Lenzi est un Napolitain anormal, peu habitué à l'oléographie, peut-être parce qu'il a beaucoup vu le monde. Sa cuisine est territoriale, de saison, fruit d'une mémoire personnelle qui n'est pas seulement celle qui dérive de ses origines, avec une grande attention à l'équilibre et à la beauté du plat. Les légumes représentent une partie importante de sa proposition, l'un de ses principaux objectifs est qu'ils soient un élément essentiel de sa cuisine. Pour le dîner il propose le menu A Modo Mio (210 euros par personne) ou l'Hommage à la Tradition qui propose des plats moins avant-gardistes (175 euros) et les Vegetali, Tuberi e Radici, clairement végétariens (160 euros). Il existe bien sûr aussi un menu parmi lequel vous pouvez choisir deux plats avec dessert pour 130 euros ou trois plats avec dessert pour 170 euros. Au déjeuner, prévaut une proposition plus agile dans laquelle prédominent le menu et la flexibilité, bien qu'il y ait aussi une dégustation dédiée aux classiques d'Il Sereno al Lago à 140 euros.

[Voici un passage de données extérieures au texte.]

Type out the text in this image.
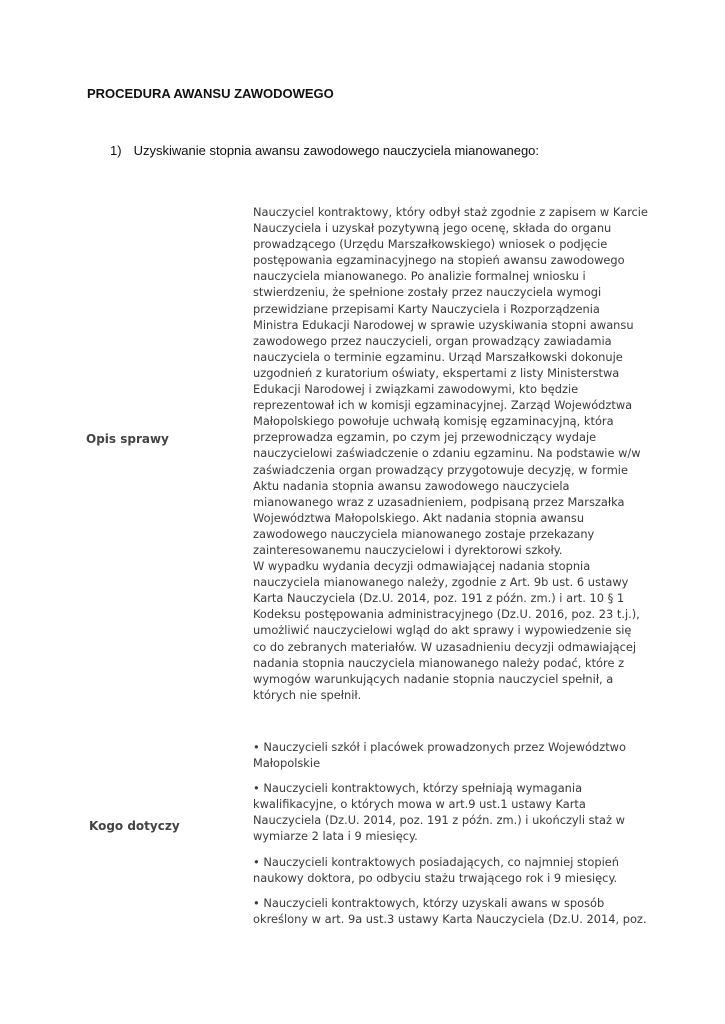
PROCEDURA AWANSU ZAWODOWEGO
1) Uzyskiwanie stopnia awansu zawodowego nauczyciela mianowanego:
Opis sprawy

Nauczyciel kontraktowy, który odbył staż zgodnie z zapisem w Karcie Nauczyciela i uzyskał pozytywną jego ocenę, składa do organu prowadzącego (Urzędu Marszałkowskiego) wniosek o podjęcie postępowania egzaminacyjnego na stopień awansu zawodowego nauczyciela mianowanego. Po analizie formalnej wniosku i stwierdzeniu, że spełnione zostały przez nauczyciela wymogi przewidziane przepisami Karty Nauczyciela i Rozporządzenia Ministra Edukacji Narodowej w sprawie uzyskiwania stopni awansu zawodowego przez nauczycieli, organ prowadzący zawiadamia nauczyciela o terminie egzaminu. Urząd Marszałkowski dokonuje uzgodnień z kuratorium oświaty, ekspertami z listy Ministerstwa Edukacji Narodowej i związkami zawodowymi, kto będzie reprezentował ich w komisji egzaminacyjnej. Zarząd Województwa Małopolskiego powołuje uchwałą komisję egzaminacyjną, która przeprowadza egzamin, po czym jej przewodniczący wydaje nauczycielowi zaświadczenie o zdaniu egzaminu. Na podstawie w/w zaświadczenia organ prowadzący przygotowuje decyzję, w formie Aktu nadania stopnia awansu zawodowego nauczyciela mianowanego wraz z uzasadnieniem, podpisaną przez Marszałka Województwa Małopolskiego. Akt nadania stopnia awansu zawodowego nauczyciela mianowanego zostaje przekazany zainteresowanemu nauczycielowi i dyrektorowi szkoły.

W wypadku wydania decyzji odmawiającej nadania stopnia nauczyciela mianowanego należy, zgodnie z Art. 9b ust. 6 ustawy Karta Nauczyciela (Dz.U. 2014, poz. 191 z późn. zm.) i art. 10 § 1 Kodeksu postępowania administracyjnego (Dz.U. 2016, poz. 23 t.j.), umożliwić nauczycielowi wgląd do akt sprawy i wypowiedzenie się co do zebranych materiałów. W uzasadnieniu decyzji odmawiającej nadania stopnia nauczyciela mianowanego należy podać, które z wymogów warunkujących nadanie stopnia nauczyciel spełnił, a których nie spełnił.

Kogo dotyczy
• Nauczycieli szkół i placówek prowadzonych przez Województwo Małopolskie
• Nauczycieli kontraktowych, którzy spełniają wymagania kwalifikacyjne, o których mowa w art.9 ust.1 ustawy Karta Nauczyciela (Dz.U. 2014, poz. 191 z późn. zm.) i ukończyli staż w wymiarze 2 lata i 9 miesięcy.
• Nauczycieli kontraktowych posiadających, co najmniej stopień naukowy doktora, po odbyciu stażu trwającego rok i 9 miesięcy.
• Nauczycieli kontraktowych, którzy uzyskali awans w sposób określony w art. 9a ust.3 ustawy Karta Nauczyciela (Dz.U. 2014, poz.
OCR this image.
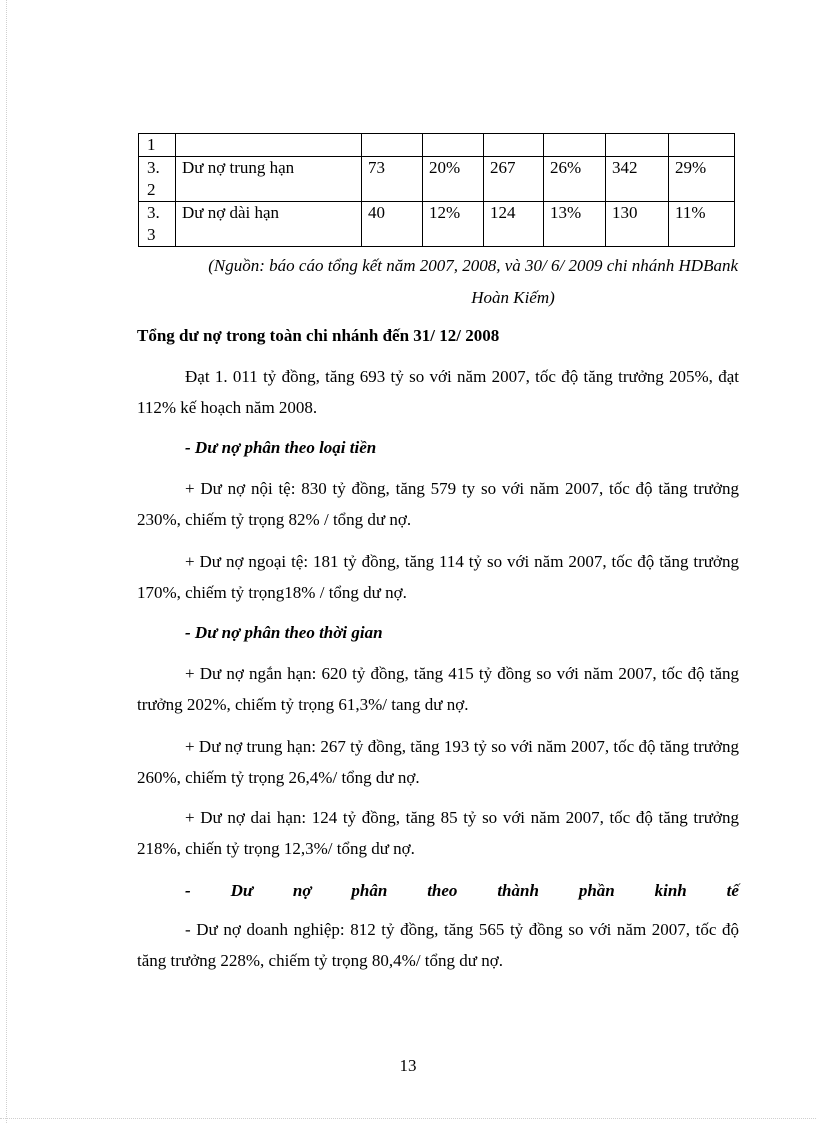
1							
3.
2	Dư nợ trung hạn	73	20%	267	26%	342	29%
3.
3	Dư nợ dài hạn	40	12%	124	13%	130	11%
(Nguồn: báo cáo tổng kết năm 2007, 2008, và 30/ 6/ 2009 chi nhánh HDBank
Hoàn Kiếm)
Tổng dư nợ trong toàn chi nhánh đến 31/ 12/ 2008
Đạt 1. 011 tỷ đồng, tăng 693 tỷ so với năm 2007, tốc độ tăng trưởng 205%, đạt 112% kế hoạch năm 2008.
- Dư nợ phân theo loại tiền
+ Dư nợ nội tệ: 830 tỷ đồng, tăng 579 ty so với năm 2007, tốc độ tăng trưởng 230%, chiếm tỷ trọng 82% / tổng dư nợ.
+ Dư nợ ngoại tệ: 181 tỷ đồng, tăng 114 tỷ so với năm 2007, tốc độ tăng trưởng 170%, chiếm tỷ trọng18% / tổng dư nợ.
- Dư nợ phân theo thời gian
+ Dư nợ ngắn hạn: 620 tỷ đồng, tăng 415 tỷ đồng so với năm 2007, tốc độ tăng trưởng 202%, chiếm tỷ trọng 61,3%/ tang dư nợ.
+ Dư nợ trung hạn: 267 tỷ đồng, tăng 193 tỷ so với năm 2007, tốc độ tăng trưởng 260%, chiếm tỷ trọng 26,4%/ tổng dư nợ.
+ Dư nợ dai hạn: 124 tỷ đồng, tăng 85 tỷ so với năm 2007, tốc độ tăng trưởng 218%, chiến tỷ trọng 12,3%/ tổng dư nợ.
- Dư nợ phân theo thành phần kinh tế
- Dư nợ doanh nghiệp: 812 tỷ đồng, tăng 565 tỷ đồng so với năm 2007, tốc độ tăng trưởng 228%, chiếm tỷ trọng 80,4%/ tổng dư nợ.
13
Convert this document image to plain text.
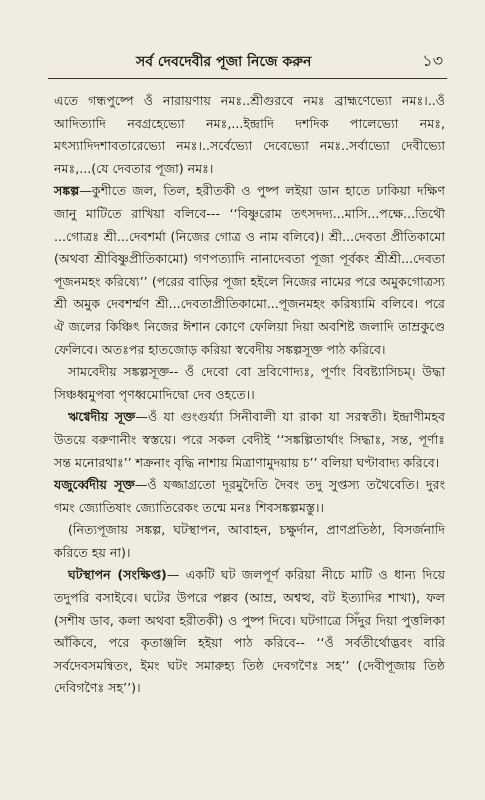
সর্ব দেবদেবীর পূজা নিজে করুন	১৩

এতে গন্ধপুষ্পে ওঁ নারায়ণায় নমঃ..শ্রীগুরবে নমঃ ব্রাহ্মণেভ্যো নমঃ।..ওঁ আদিত্যাদি নবগ্রহেভ্যো নমঃ,...ইন্দ্রাদি দশদিক পালেভ্যো নমঃ, মৎস্যাদিদশাবতারেভ্যো নমঃ।..সর্বেভ্যো দেবেভ্যো নমঃ..সর্বাভ্যো দেবীভ্যো নমঃ,...(যে দেবতার পূজা) নমঃ।

সঙ্কল্প—কুশীতে জল, তিল, হরীতকী ও পুষ্প লইয়া ডান হাতে ঢাকিয়া দক্ষিণ জানু মাটিতে রাখিয়া বলিবে--- ‘‘বিষ্ণুরোম তৎসদদ্য...মাসি...পক্ষে...তিথৌ ...গোত্রঃ শ্রী...দেবশর্মা (নিজের গোত্র ও নাম বলিবে)। শ্রী...দেবতা প্রীতিকামো (অথবা শ্রীবিষ্ণুপ্রীতিকামো) গণপত্যাদি নানাদেবতা পূজা পূর্বকং শ্রীশ্রী...দেবতা পূজনমহং করিষ্যে’’ (পরের বাড়ির পূজা হইলে নিজের নামের পরে অমুকগোত্রস্য শ্রী অমুক দেবশর্ম্মণ শ্রী...দেবতাপ্রীতিকামো...পূজনমহং করিষ্যামি বলিবে। পরে ঐ জলের কিঞ্চিৎ নিজের ঈশান কোণে ফেলিয়া দিয়া অবশিষ্ট জলাদি তাম্রকুণ্ডে ফেলিবে। অতঃপর হাতজোড় করিয়া স্ববেদীয় সঙ্কল্পসূক্ত পাঠ করিবে।

সামবেদীয় সঙ্কল্পসূক্ত-- ওঁ দেবো বো দ্রবিণোদ্যঃ, পূর্ণাং বিবষ্ট্যাসিচম্। উদ্ধা সিঞ্চধ্বমুপবা পৃণধ্বমোদিদ্বো দেব ওহতে।।

ঋগ্বেদীয় সূক্ত—ওঁ যা গুংগুর্য্যা সিনীবালী যা রাকা যা সরস্বতী। ইন্দ্রাণীমহব উতয়ে বরুণানীং স্বস্তয়ে। পরে সকল বেদীই ‘‘সঙ্কল্পিতার্থাং সিদ্ধাঃ, সন্ত, পূর্ণাঃ সন্ত মনোরথাঃ’’ শক্রনাং বৃদ্ধি নাশায় মিত্রাণামুদয়ায় চ’’ বলিয়া ঘণ্টাবাদ্য করিবে।

যজুর্ব্বেদীয় সূক্ত—ওঁ যজ্জাগ্রতো দূরমুদৈতি দৈবং তদু সুপ্তস্য তথৈবেতি। দুরং গমং জ্যোতিষাং জ্যোতিরেকং তন্মে মনঃ শিবসঙ্কল্পমস্তু।।

(নিত্যপূজায় সঙ্কল্প, ঘটস্থাপন, আবাহন, চক্ষুর্দান, প্রাণপ্রতিষ্ঠা, বিসর্জনাদি করিতে হয় না)।

ঘটস্থাপন (সংক্ষিপ্ত)— একটি ঘট জলপূর্ণ করিয়া নীচে মাটি ও ধান্য দিয়ে তদুপরি বসাইবে। ঘটের উপরে পল্লব (আম্র, অশ্বত্থ, বট ইত্যাদির শাখা), ফল (সশীষ ডাব, কলা অথবা হরীতকী) ও পুষ্প দিবে। ঘটগাত্রে সিঁদুর দিয়া পুত্তলিকা আঁকিবে, পরে কৃতাঞ্জলি হইয়া পাঠ করিবে-- ‘‘ওঁ সর্বতীর্থোদ্ভবং বারি সর্বদেবসমন্বিতং, ইমং ঘটং সমারুহ্য তিষ্ঠ দেবগণৈঃ সহ’’ (দেবীপূজায় তিষ্ঠ দেবিগণৈঃ সহ’’)।
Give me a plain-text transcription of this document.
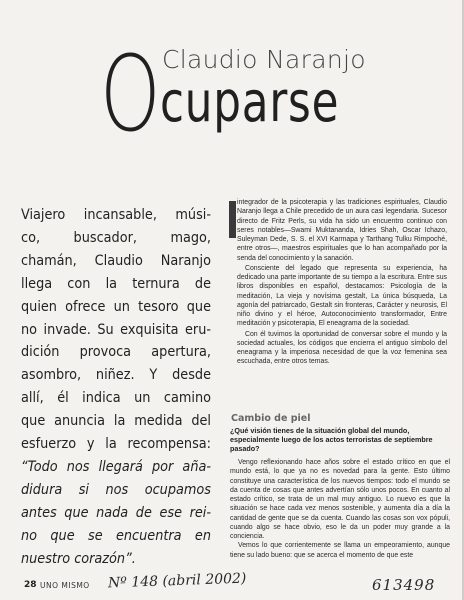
Claudio Naranjo
O cuparse
Viajero incansable, músi-
co, buscador, mago,
chamán, Claudio Naranjo
llega con la ternura de
quien ofrece un tesoro que
no invade. Su exquisita eru-
dición provoca apertura,
asombro, niñez. Y desde
allí, él indica un camino
que anuncia la medida del
esfuerzo y la recompensa:
“Todo nos llegará por aña-
didura si nos ocupamos
antes que nada de ese rei-
no que se encuentra en
nuestro corazón”.

integrador de la psicoterapia y las tradiciones espirituales, Claudio Naranjo llega a Chile precedido de un aura casi legendaria. Sucesor directo de Fritz Perls, su vida ha sido un encuentro continuo con seres notables—Swami Muktananda, Idries Shah, Oscar Ichazo, Suleyman Dede, S. S. el XVI Karmapa y Tarthang Tulku Rimpoché, entre otros—, maestros espirituales que lo han acompañado por la senda del conocimiento y la sanación.

Consciente del legado que representa su experiencia, ha dedicado una parte importante de su tiempo a la escritura. Entre sus libros disponibles en español, destacamos: Psicología de la meditación, La vieja y novísima gestalt, La única búsqueda, La agonía del patriarcado, Gestalt sin fronteras, Carácter y neurosis, El niño divino y el héroe, Autoconocimiento transformador, Entre meditación y psicoterapia, El eneagrama de la sociedad.

Con él tuvimos la oportunidad de conversar sobre el mundo y la sociedad actuales, los códigos que encierra el antiguo símbolo del eneagrama y la imperiosa necesidad de que la voz femenina sea escuchada, entre otros temas.

Cambio de piel
¿Qué visión tienes de la situación global del mundo, especialmente luego de los actos terroristas de septiembre pasado?

Vengo reflexionando hace años sobre el estado crítico en que el mundo está, lo que ya no es novedad para la gente. Esto último constituye una característica de los nuevos tiempos: todo el mundo se da cuenta de cosas que antes advertían sólo unos pocos. En cuanto al estado crítico, se trata de un mal muy antiguo. Lo nuevo es que la situación se hace cada vez menos sostenible, y aumenta día a día la cantidad de gente que se da cuenta. Cuando las cosas son vox pópuli, cuando algo se hace obvio, eso le da un poder muy grande a la conciencia.

Vemos lo que corrientemente se llama un empeoramiento, aunque tiene su lado bueno: que se acerca el momento de que este

28 UNO MISMO Nº 148 (abril 2002)	613498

J'ai dîné un soir en milieu de semaine avec une salle pleine d'Italiens et d'étrangers. Immédiatement une petite ribambelle de snacks : des huîtres et du champagne, une fine de claire avec un kombucha de prunes jaunes qui simule la fraîcheur de la noble bulle française, du poulet au curry et tahini, façon artichaut au thé Lapsang Souchong, une carotte, amandes et persil, une petite pizza frite à la bière, scarole sautée et anchois, une figue noire. Je vais commencer par les applaudissements.

Puis voici le tempura de chou, avec omble mariné, prunes umeboshi, œufs de poisson volant, furikake, dashi de morue, un plat acrobatique et assez complexe ; plus rassurant, un Raviolo del plin fourré au tempeh de lentilles et ricotta de mouton au miso de champignons, crème de cèpes, tempeh frit et émietté, gel de kimchi rouge maison, un flot de sensations en tous sens ; puis un spaghetti cuit à l'extraction de scarole, crémé de pecorino et de confiture de bergamote, servi avec de la bergamote déshydratée et de la poutargue de mulet, vraiment enveloppant.

Viennent ensuite les plats les plus convaincants : un somptueux Cardoncello grillé et glacé au miso de lentilles, servi sur une base d'avocat et de livèche, dés de kakis crus, chutney de kakis fermentés ; le Viande et poisson, un jeu classique entre viande et poisson, le premier étant représenté par un ris de veau et rubia gallega au koji d'orge, et le second représenté par les sconcigli, petits mollusques savoureux, le tout interagissant avec de la confiture de citron de Sorrente et des feuilles de navet très savoureuses pour la cuisson dont le chef avoue s'être inspiré de la façon dont on les prépare à Hong Kong ; enfin, ma demande a été exaucée, le Cannellone farci à la ricotta de mouton, rubia gallega, béchamel légèrement macis avec une réduction de ragoût napolitain.

Cannellone, Sereno al Lago

La partie finale sucrée est introduite par une cuisse de poire au sirop dans un thé osmosé façon kombucha ; réalisé par une réinvention ludique de la Fiesta, le goûter de notre enfance (et pas seulement) dont la seule difficulté est d'expliquer la citation aux étrangers qui ne la connaissent pas ; et une petite pâtisserie finale accompagnée peut-être d'un café, d'une tisane, d'un spiritueux. La cave, riche et spectaculaire, s'équilibre entre la France de la Champagne et l'Italie des grandes régions, mais réserve aussi bien des surprises, à condition d'accepter des majorations pas légères. Le service est précis. Enfin, le Lobby bar présente une carte qui va des boissons signature aux « Idoli », des boissons qui rendent hommage aux personnages emblématiques de l'histoire du lac de Côme.

Sereno al Lago est situé à Torno et fait partie des meilleurs hôtels de villégiature d'Europe selon Travel&Leisure et parmi les meilleurs hôtels d'Italie selon les Condé Nast Readers' Choice Awards 2024.

Faisant partie du groupe Sereno Hotels appartenant à Luis Contreras, c'est un hôtel d'élégance contemporaine, conçu par la célèbre designer Patricia Urquiola et doté d'un mobilier italien raffiné de Cassina, Moroso et B&B Italia, il permet aux clients de vivre des expériences luxueuses à bord de voitures et de yachts d'époque pour une découverte insolite du lac de Côme et depuis quelques mois il dispose également de la nouvelle Listening Suite, librement inspiré des salles renommées de J'écoute japonaise et première dans le monde de ce genre.